Here’s a pair of little books — one even littler than the other — by Robin Dalton (née Eakin), a celebrated Australian literary agent and film producer, now aged 92, who has lived in London for the past 70 years.
As she explains in a prefatory note, Aunts Up the Cross was written as ‘a diary for my children should I, too, die young’, her husband having died at 33. Years later, when the publisher Anthony Blond complained that she never sent him anything, she reluctantly gave him the 22,000-word manuscript, telling him it was by a mad schoolfriend of hers. Blond had some success with it, as did Macmillan with a later edition, and on its 50th anniversary it has been reissued by the admirable Australian firm Text, with an adulatory introduction by Clive James.
It recalls her delightfully bohemian upbringing in Sydney. Her great-grand-father was a Polish Jew who swam the Vistula on the eve of his 15th birthday to escape conscription in the Russian army, and made his way to England and then to Australia, where he worked in advertising, built ‘a small kingdom in property’, and lived in a grand house where Nellie Melba often came to sing.
An only child, Robin Eakin lived nearby with her parents and grandmother in the only private residence in King’s Cross, which was then known as the Dirty Half Mile; as a child she was enchanted by the tarts’ cries of ‘Thirty bob — strip to the earrings’. In front of their house stood the only tree in the Cross.
With deft and laconic wit, she recalls the ‘quite extraordinary eventfulness’ of her parents’ lives — such as the time her mother killed the plumber by meeting him on the landing as she made her way naked to her bath, provoking a fatal heart attack — and the lives of her ‘numerous’ great aunts.

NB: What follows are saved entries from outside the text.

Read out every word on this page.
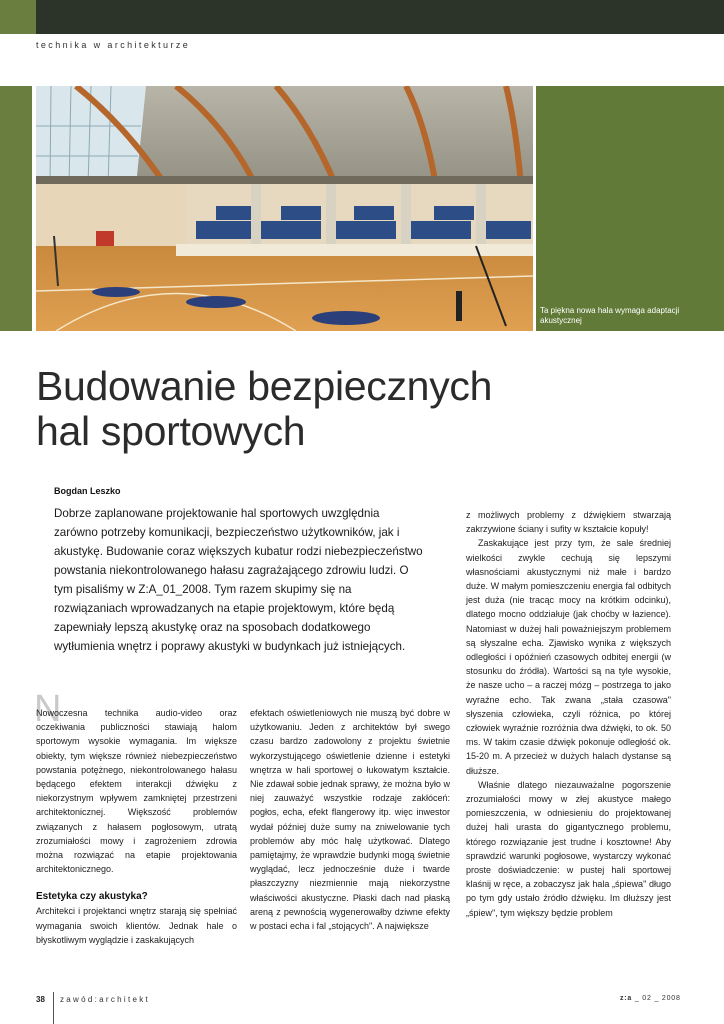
technika w architekturze
Ta piękna nowa hala wymaga adaptacji akustycznej
Budowanie bezpiecznych
hal sportowych
Bogdan Leszko

Dobrze zaplanowane projektowanie hal sportowych uwzględnia zarówno potrzeby komunikacji, bezpieczeństwo użytkowników, jak i akustykę. Budowanie coraz większych kubatur rodzi niebezpieczeństwo powstania niekontrolowanego hałasu zagrażającego zdrowiu ludzi. O tym pisaliśmy w Z:A_01_2008. Tym razem skupimy się na rozwiązaniach wprowadzanych na etapie projektowym, które będą zapewniały lepszą akustykę oraz na sposobach dodatkowego wytłumienia wnętrz i poprawy akustyki w budynkach już istniejących.

N

Nowoczesna technika audio-video oraz oczekiwania publiczności stawiają halom sportowym wysokie wymagania. Im większe obiekty, tym większe również niebezpieczeństwo powstania potężnego, niekontrolowanego hałasu będącego efektem interakcji dźwięku z niekorzystnym wpływem zamkniętej przestrzeni architektonicznej. Większość problemów związanych z hałasem pogłosowym, utratą zrozumiałości mowy i zagrożeniem zdrowia można rozwiązać na etapie projektowania architektonicznego.

Estetyka czy akustyka?

Architekci i projektanci wnętrz starają się spełniać wymagania swoich klientów. Jednak hale o błyskotliwym wyglądzie i zaskakujących

efektach oświetleniowych nie muszą być dobre w użytkowaniu. Jeden z architektów był swego czasu bardzo zadowolony z projektu świetnie wykorzystującego oświetlenie dzienne i estetyki wnętrza w hali sportowej o łukowatym kształcie. Nie zdawał sobie jednak sprawy, że można było w niej zauważyć wszystkie rodzaje zakłóceń: pogłos, echa, efekt flangerowy itp. więc inwestor wydał później duże sumy na zniwelowanie tych problemów aby móc halę użytkować. Dlatego pamiętajmy, że wprawdzie budynki mogą świetnie wyglądać, lecz jednocześnie duże i twarde płaszczyzny niezmiennie mają niekorzystne właściwości akustyczne. Płaski dach nad płaską areną z pewnością wygenerowałby dziwne efekty w postaci echa i fal „stojących". A największe

z możliwych problemy z dźwiękiem stwarzają zakrzywione ściany i sufity w kształcie kopuły!

Zaskakujące jest przy tym, że sale średniej wielkości zwykle cechują się lepszymi własnościami akustycznymi niż małe i bardzo duże. W małym pomieszczeniu energia fal odbitych jest duża (nie tracąc mocy na krótkim odcinku), dlatego mocno oddziałuje (jak choćby w łazience). Natomiast w dużej hali poważniejszym problemem są słyszalne echa. Zjawisko wynika z większych odległości i opóźnień czasowych odbitej energii (w stosunku do źródła). Wartości są na tyle wysokie, że nasze ucho – a raczej mózg – postrzega to jako wyraźne echo. Tak zwana „stała czasowa" słyszenia człowieka, czyli różnica, po której człowiek wyraźnie rozróżnia dwa dźwięki, to ok. 50 ms. W takim czasie dźwięk pokonuje odległość ok. 15-20 m. A przecież w dużych halach dystanse są dłuższe.

Właśnie dlatego niezauważalne pogorszenie zrozumiałości mowy w złej akustyce małego pomieszczenia, w odniesieniu do projektowanej dużej hali urasta do gigantycznego problemu, którego rozwiązanie jest trudne i kosztowne! Aby sprawdzić warunki pogłosowe, wystarczy wykonać proste doświadczenie: w pustej hali sportowej klaśnij w ręce, a zobaczysz jak hala „śpiewa" długo po tym gdy ustało źródło dźwięku. Im dłuższy jest „śpiew", tym większy będzie problem

38 zawód:architekt	z:a _ 02 _ 2008
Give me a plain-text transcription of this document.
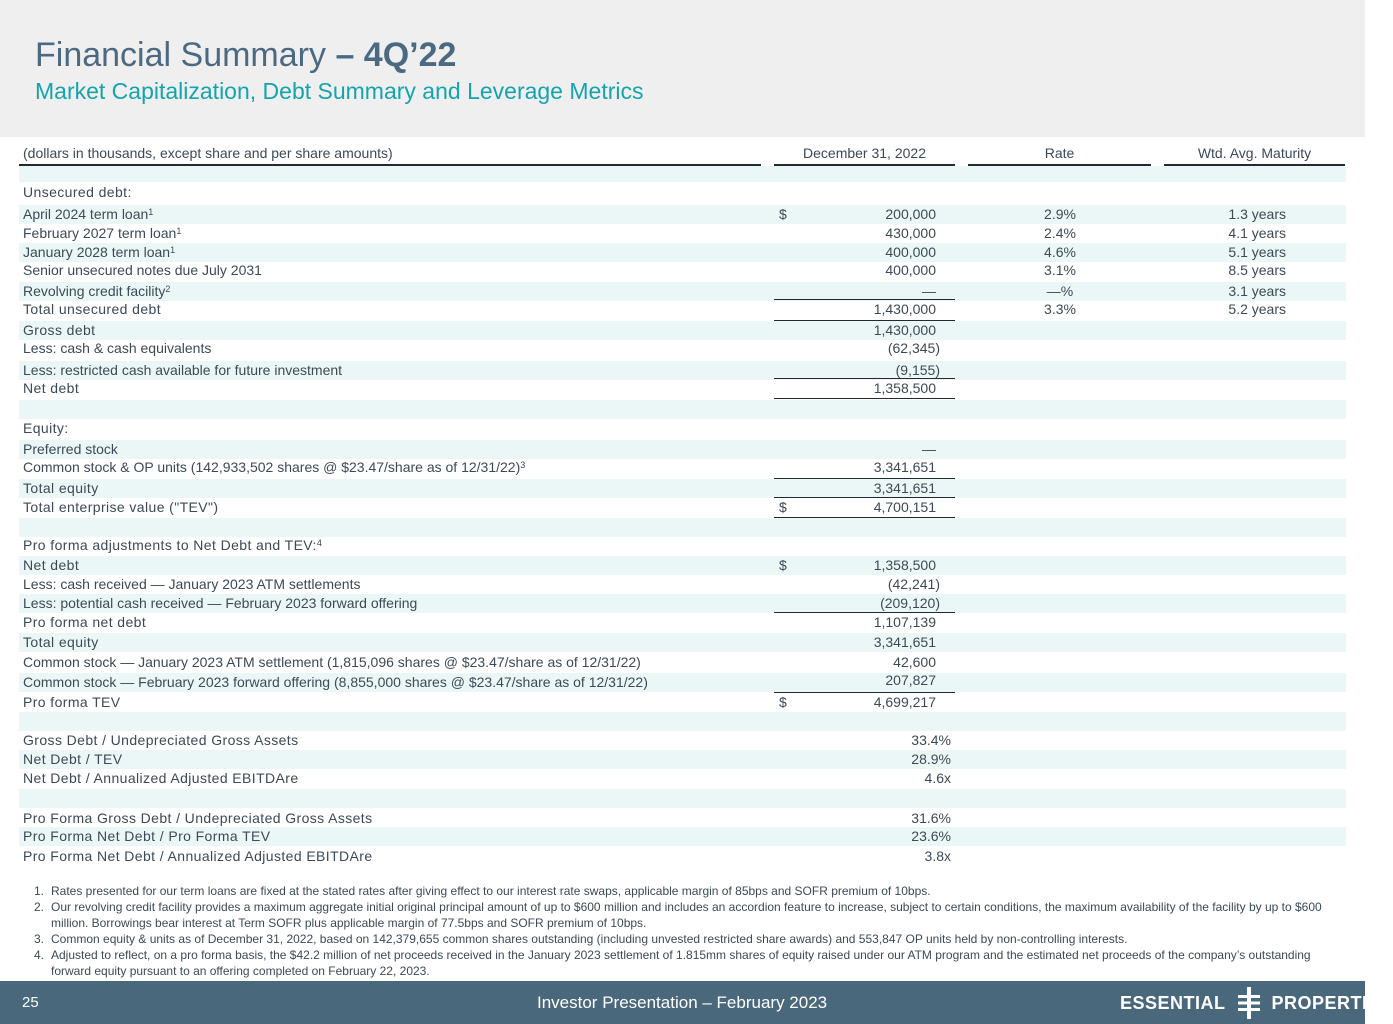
Financial Summary – 4Q’22
Market Capitalization, Debt Summary and Leverage Metrics
(dollars in thousands, except share and per share amounts)	December 31, 2022	Rate	Wtd. Avg. Maturity
Unsecured debt:
April 2024 term loan$^1$	$	200,000	2.9%	1.3 years
February 2027 term loan$^1$	430,000	2.4%	4.1 years
January 2028 term loan$^1$	400,000	4.6%	5.1 years
Senior unsecured notes due July 2031	400,000	3.1%	8.5 years
Revolving credit facility$^2$	—	—%	3.1 years
Total unsecured debt	1,430,000	3.3%	5.2 years
Gross debt	1,430,000
Less: cash & cash equivalents	(62,345)
Less: restricted cash available for future investment	(9,155)
Net debt	1,358,500
Equity:
Preferred stock	—
Common stock & OP units (142,933,502 shares @ $23.47/share as of 12/31/22)$^3$	3,341,651
Total equity	3,341,651
Total enterprise value ("TEV")	$	4,700,151
Pro forma adjustments to Net Debt and TEV:$^4$
Net debt	$	1,358,500
Less: cash received — January 2023 ATM settlements	(42,241)
Less: potential cash received — February 2023 forward offering	(209,120)
Pro forma net debt	1,107,139
Total equity	3,341,651
Common stock — January 2023 ATM settlement (1,815,096 shares @ $23.47/share as of 12/31/22)	42,600
Common stock — February 2023 forward offering (8,855,000 shares @ $23.47/share as of 12/31/22)	207,827
Pro forma TEV	$	4,699,217
Gross Debt / Undepreciated Gross Assets	33.4%
Net Debt / TEV	28.9%
Net Debt / Annualized Adjusted EBITDAre	4.6x
Pro Forma Gross Debt / Undepreciated Gross Assets	31.6%
Pro Forma Net Debt / Pro Forma TEV	23.6%
Pro Forma Net Debt / Annualized Adjusted EBITDAre	3.8x
1. Rates presented for our term loans are fixed at the stated rates after giving effect to our interest rate swaps, applicable margin of 85bps and SOFR premium of 10bps.
2. Our revolving credit facility provides a maximum aggregate initial original principal amount of up to $600 million and includes an accordion feature to increase, subject to certain conditions, the maximum availability of the facility by up to $600 million. Borrowings bear interest at Term SOFR plus applicable margin of 77.5bps and SOFR premium of 10bps.
3. Common equity & units as of December 31, 2022, based on 142,379,655 common shares outstanding (including unvested restricted share awards) and 553,847 OP units held by non-controlling interests.
4. Adjusted to reflect, on a pro forma basis, the $42.2 million of net proceeds received in the January 2023 settlement of 1.815mm shares of equity raised under our ATM program and the estimated net proceeds of the company’s outstanding forward equity pursuant to an offering completed on February 22, 2023.
25	Investor Presentation – February 2023	ESSENTIAL	PROPERTIES
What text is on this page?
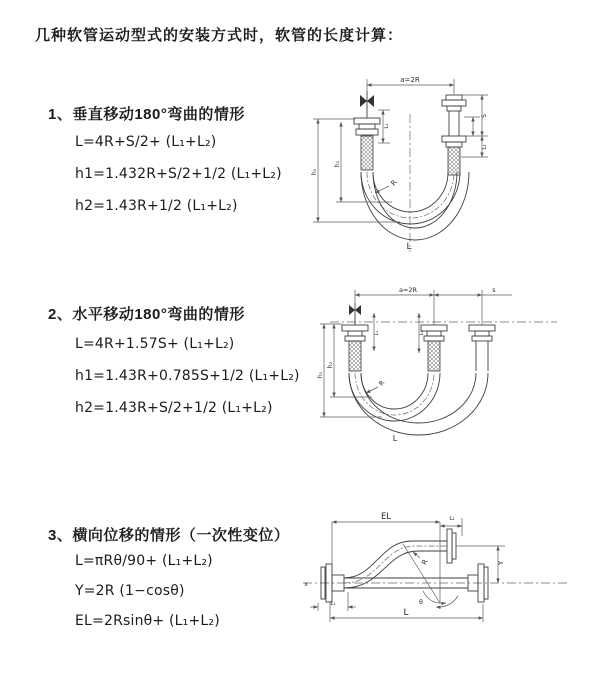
几种软管运动型式的安装方式时，软管的长度计算：
1、垂直移动180°弯曲的情形
L=4R+S/2+ (L₁+L₂)
h1=1.432R+S/2+1/2 (L₁+L₂)
h2=1.43R+1/2 (L₁+L₂)
2、水平移动180°弯曲的情形
L=4R+1.57S+ (L₁+L₂)
h1=1.43R+0.785S+1/2 (L₁+L₂)
h2=1.43R+S/2+1/2 (L₁+L₂)
3、横向位移的情形（一次性变位）
L=πRθ/90+ (L₁+L₂)
Y=2R (1−cosθ)
EL=2Rsinθ+ (L₁+L₂)
a=2R
h₁
h₂
L₁
S
L₂
R
L
a=2R	s
h₁
h₂
L₁	L₂
R
L
x
R
θ
EL	L₂
Y
L₁
L
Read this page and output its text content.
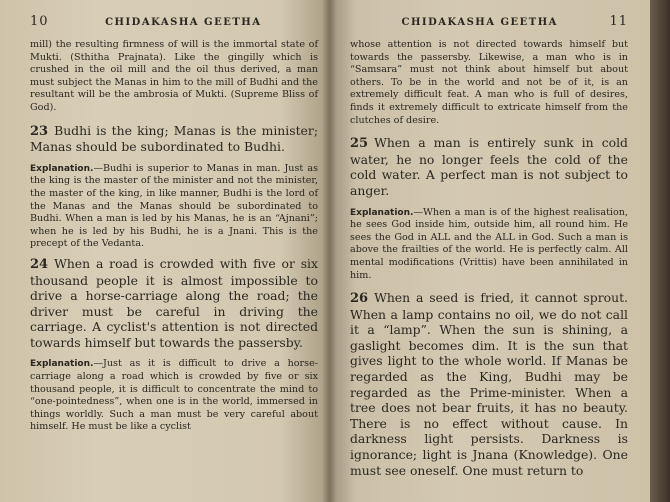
10	CHIDAKASHA GEETHA

mill) the resulting firmness of will is the immortal state of Mukti. (Sthitha Prajnata). Like the gingilly which is crushed in the oil mill and the oil thus derived, a man must subject the Manas in him to the mill of Budhi and the resultant will be the ambrosia of Mukti. (Supreme Bliss of God).

23 Budhi is the king; Manas is the minister; Manas should be subordinated to Budhi.

Explanation.—Budhi is superior to Manas in man. Just as the king is the master of the minister and not the minister, the master of the king, in like manner, Budhi is the lord of the Manas and the Manas should be subordinated to Budhi. When a man is led by his Manas, he is an “Ajnani”; when he is led by his Budhi, he is a Jnani. This is the precept of the Vedanta.

24 When a road is crowded with five or six thousand people it is almost impossible to drive a horse-carriage along the road; the driver must be careful in driving the carriage. A cyclist's attention is not directed towards himself but towards the passersby.

Explanation.—Just as it is difficult to drive a horse-carriage along a road which is crowded by five or six thousand people, it is difficult to concentrate the mind to “one-pointedness”, when one is in the world, immersed in things worldly. Such a man must be very careful about himself. He must be like a cyclist

CHIDAKASHA GEETHA	11

whose attention is not directed towards himself but towards the passersby. Likewise, a man who is in “Samsara” must not think about himself but about others. To be in the world and not be of it, is an extremely difficult feat. A man who is full of desires, finds it extremely difficult to extricate himself from the clutches of desire.

25 When a man is entirely sunk in cold water, he no longer feels the cold of the cold water. A perfect man is not subject to anger.

Explanation.—When a man is of the highest realisation, he sees God inside him, outside him, all round him. He sees the God in ALL and the ALL in God. Such a man is above the frailties of the world. He is perfectly calm. All mental modifications (Vrittis) have been annihilated in him.

26 When a seed is fried, it cannot sprout. When a lamp contains no oil, we do not call it a “lamp”. When the sun is shining, a gaslight becomes dim. It is the sun that gives light to the whole world. If Manas be regarded as the King, Budhi may be regarded as the Prime-minister. When a tree does not bear fruits, it has no beauty. There is no effect without cause. In darkness light persists. Darkness is ignorance; light is Jnana (Knowledge). One must see oneself. One must return to
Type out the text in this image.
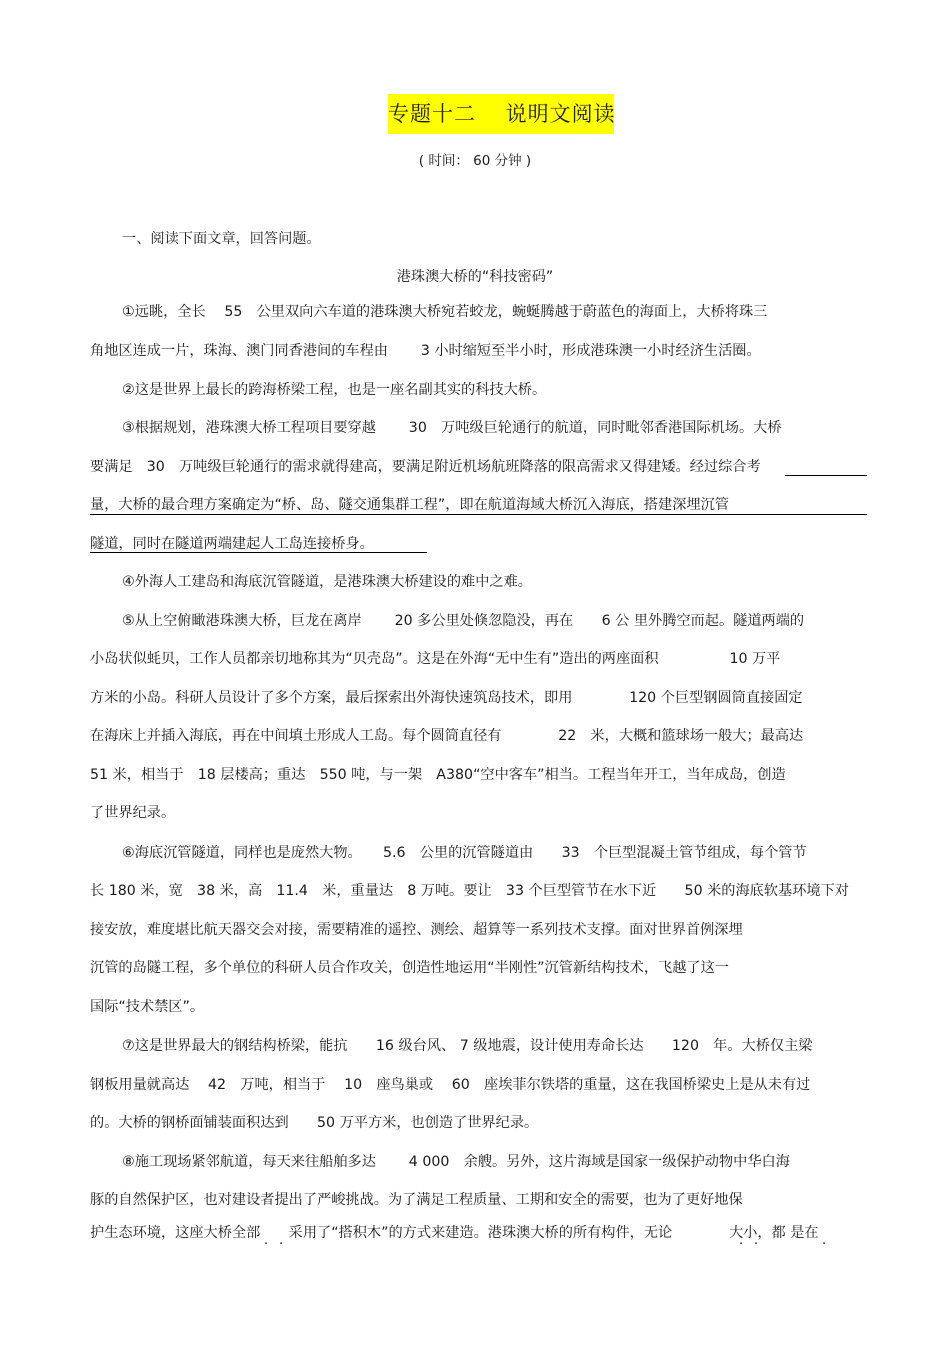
专题十二　 说明文阅读
( 时间： 60 分钟 )
一、阅读下面文章，回答问题。
港珠澳大桥的“科技密码”
①远眺，全长　 55　公里双向六车道的港珠澳大桥宛若蛟龙，蜿蜒腾越于蔚蓝色的海面上，大桥将珠三
角地区连成一片，珠海、澳门同香港间的车程由　　 3 小时缩短至半小时，形成港珠澳一小时经济生活圈。
②这是世界上最长的跨海桥梁工程，也是一座名副其实的科技大桥。
③根据规划，港珠澳大桥工程项目要穿越　　 30　万吨级巨轮通行的航道，同时毗邻香港国际机场。大桥
要满足　30　万吨级巨轮通行的需求就得建高，要满足附近机场航班降落的限高需求又得建矮。经过综合考
量，大桥的最合理方案确定为“桥、岛、隧交通集群工程”，即在航道海域大桥沉入海底，搭建深埋沉管
隧道，同时在隧道两端建起人工岛连接桥身。
④外海人工建岛和海底沉管隧道，是港珠澳大桥建设的难中之难。
⑤从上空俯瞰港珠澳大桥，巨龙在离岸　　 20 多公里处倏忽隐没，再在　　6 公 里外腾空而起。隧道两端的
小岛状似蚝贝，工作人员都亲切地称其为“贝壳岛”。这是在外海“无中生有”造出的两座面积　　　　　10 万平
方米的小岛。科研人员设计了多个方案，最后探索出外海快速筑岛技术，即用　　　　120 个巨型钢圆筒直接固定
在海床上并插入海底，再在中间填土形成人工岛。每个圆筒直径有　　　　22　米，大概和篮球场一般大；最高达
51 米，相当于　18 层楼高；重达　550 吨，与一架　A380“空中客车”相当。工程当年开工，当年成岛，创造
了世界纪录。
⑥海底沉管隧道，同样也是庞然大物。　　5.6　公里的沉管隧道由　　33　个巨型混凝土管节组成，每个管节
长 180 米，宽　38 米，高　11.4　米，重量达　8 万吨。要让　33 个巨型管节在水下近　　50 米的海底软基环境下对
接安放，难度堪比航天器交会对接，需要精准的遥控、测绘、超算等一系列技术支撑。面对世界首例深埋
沉管的岛隧工程，多个单位的科研人员合作攻关，创造性地运用“半刚性”沉管新结构技术，飞越了这一
国际“技术禁区”。
⑦这是世界最大的钢结构桥梁，能抗　　16 级台风、 7 级地震，设计使用寿命长达　　120　年。大桥仅主梁
钢板用量就高达　 42　万吨，相当于　 10　座鸟巢或　 60　座埃菲尔铁塔的重量，这在我国桥梁史上是从未有过
的。大桥的钢桥面铺装面积达到　　50 万平方米，也创造了世界纪录。
⑧施工现场紧邻航道，每天来往船舶多达　　 4 000　余艘。另外，这片海域是国家一级保护动物中华白海
豚的自然保护区，也对建设者提出了严峻挑战。为了满足工程质量、工期和安全的需要，也为了更好地保
护生态环境，这座大桥全部　　采用了“搭积木”的方式来建造。港珠澳大桥的所有构件，无论　　　　大小，都 是在
· ·	· ·	·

As with the Durrells, the family is the chief source of entertainment, but there are many lively supporting roles, such as the bookmaker who ‘ate a pound of raw tripe every morning for breakfast’. The undoubted star is Robin’s father, who was a doctor. During the war she had a British boyfriend, a naval officer, with whom she got on splendidly until her father showed him a photograph of a diseased penis:
‘Have you ever seen Robin’s Aunt Bertie?’ he said. ‘Here’s a picture of her. She’s downstairs now if you’d care to see her; you’ll recognise her by this, except that she’s got a hat on now.’
The penis was, she regretfully allows, ‘almost a speaking likeness’ of her dear aunt. The house eventually gave way to a sex arcade, and then an Underground station, and the tree was uprooted.
At the age of eight Robin Eakin wrote My Relations, ‘a book of fiction about relations I never had’, which demonstrates her precocious mastery of the semicolon and of the incisive character sketch: ‘She means well but she doesn’t mean much.’
Both books are charmingly illustrated.